The IBM and Pfizer team analyzed the transcriptions of participants’ samples with natural language processing, which allowed them to tap into AI to pick up subtleties and changes in discourse they might have otherwise missed. And after obtaining consent and approval from the Institutional Review Board of Boston University, they drew on data from original subjects (and their offspring and spouses) in the Framingham Heart Study, a population-based study overseen by the U.S. Public Health Service to investigate the epidemiology and risks for cardiovascular disease. In the Framingham study, enrolled people are assessed with the two-minute Mini-Mental State Examination speech test every four years and neuropsychological exams every year when possible cognitive decline is reported by a family member.
These steps resulted in a larger dataset than those used in other studies and made it possible to verify projections with real-life results. For example, if the model developed by the IBM and Pfizer coauthors predicted a 65-year-old Framingham subject would develop Alzheimer’s by age 85, they could check that person’s records to find out whether the subject had been diagnosed with the disease and when the diagnosis occurred.
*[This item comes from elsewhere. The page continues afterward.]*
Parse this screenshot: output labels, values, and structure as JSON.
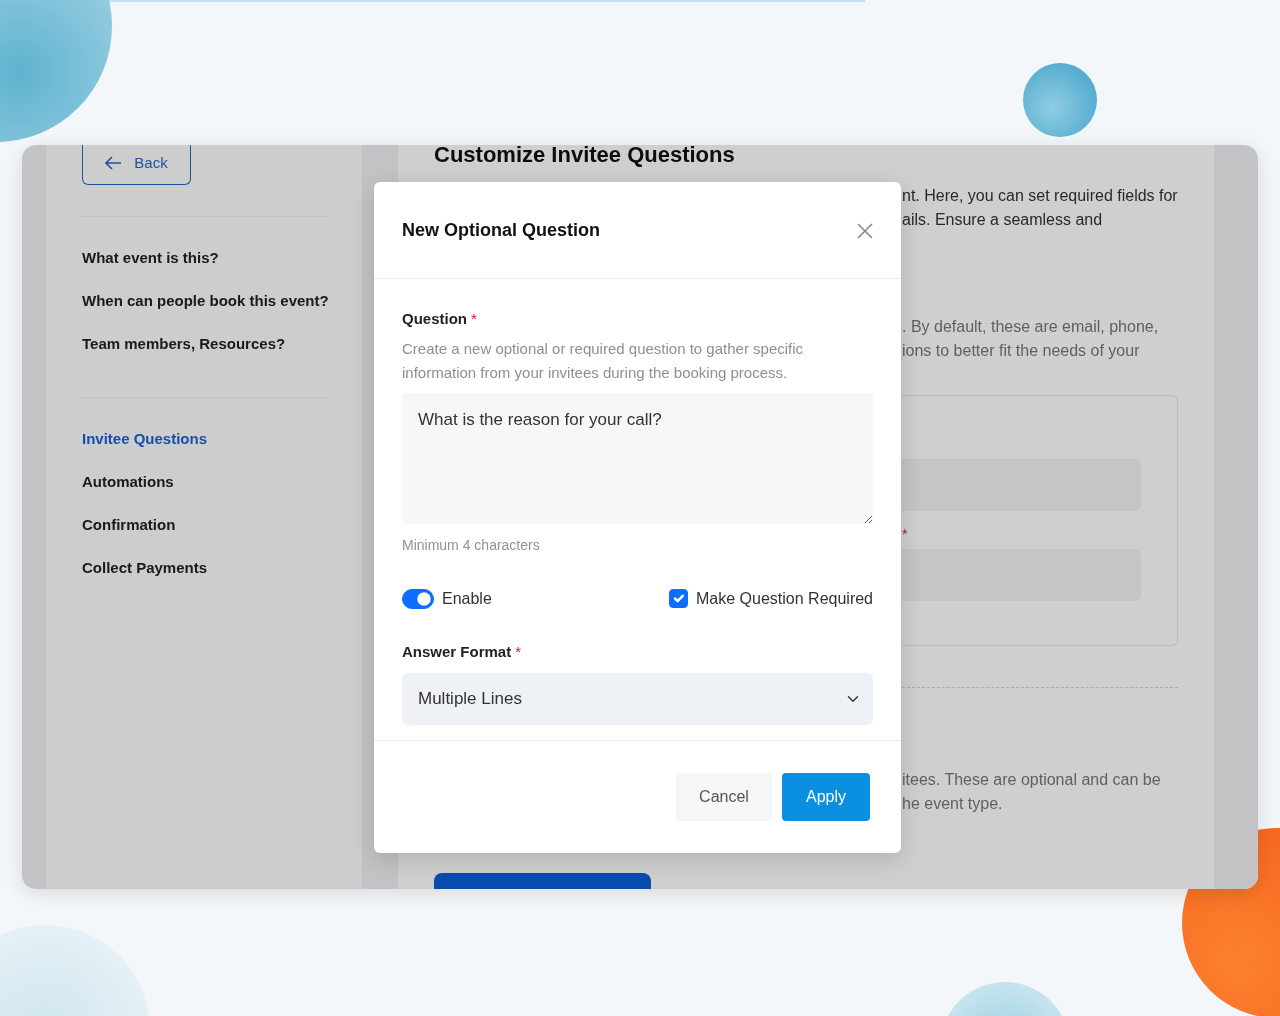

Research has shown that much of the data used to train algorithms for diagnosing diseases may perpetuate inequalities. Recently, a team of U.K. scientists found that almost all eye disease datasets come from patients in North America, Europe, and China, meaning eye disease-diagnosing algorithms are less certain to work well for racial groups from underrepresented countries. In another study, Stanford University researchers claimed that most of the U.S. data for studies involving medical uses of AI come from California, New York, and Massachusetts.
Indeed, the researchers found evidence of bias within their own model, which predicted Alzheimer’s onset for participants without a college degree more accurately than for those with (76% versus 70%). It also attained higher accuracy with women compared with men (83% versus 64%), performing on average 2.61 times better for female subjects compared with males.
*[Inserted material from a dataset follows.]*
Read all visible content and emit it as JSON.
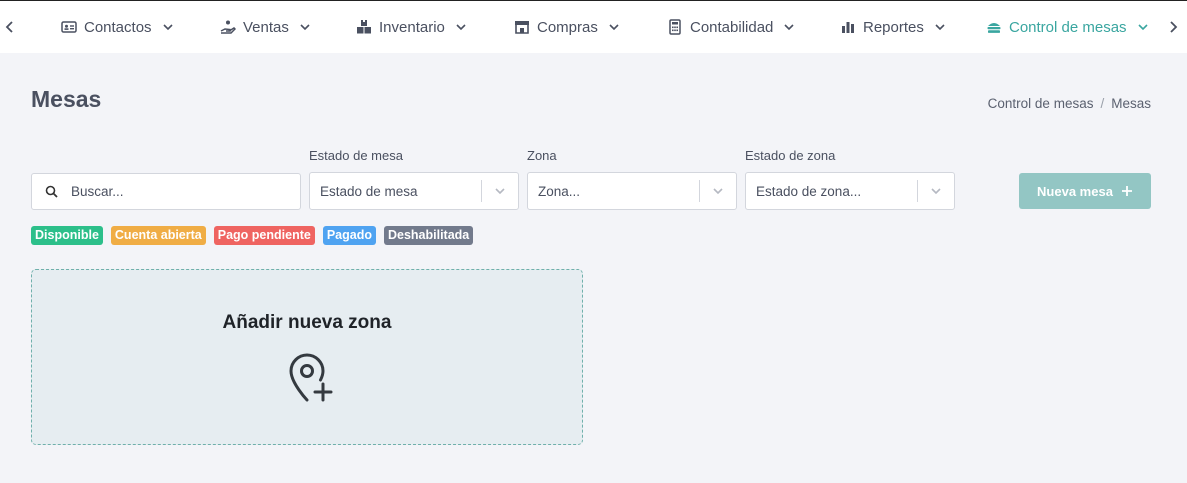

Cognizant of this, the IBM and Pfizer researchers say they plan to use datasets that expand on the geographic, socioeconomic, and racial diversity of subjects as their work continues. “This breadth of data is often very difficult to come by in terms of disease prediction, and access to it allowed us to train these models with precision,” they wrote in a blog post. “We [will] continue to train our algorithms while always respecting core principles of privacy, transparency, and consent.”
The team believes that if their work — which is published in The Lancet eClinicalMedicine — were to eventually reach production systems, it could help doctors determine the need for more complex and demanding psychiatric assessments, testing, and monitoring. It might also open up the door to more successful clinical trials, as those deemed at a high likelihood of developing the disease could enter trials for preventative therapies.
“Our vision is that one day clinicians will have multiple AI and machine learning tools to help identify if an individual is at risk of developing Alzheimer’s disease. [Our model’s accuracy] is a significant increase over predictions based on clinical scales (59%), which is a prediction based on other available biomedical data from a patient,” the team continued. “One day, doctors might be able to use speech and blood tests in conjunction with each other, leveraging AI to help them predict the risk of Alzheimer’s disease and laying the groundwork for preventative measures.”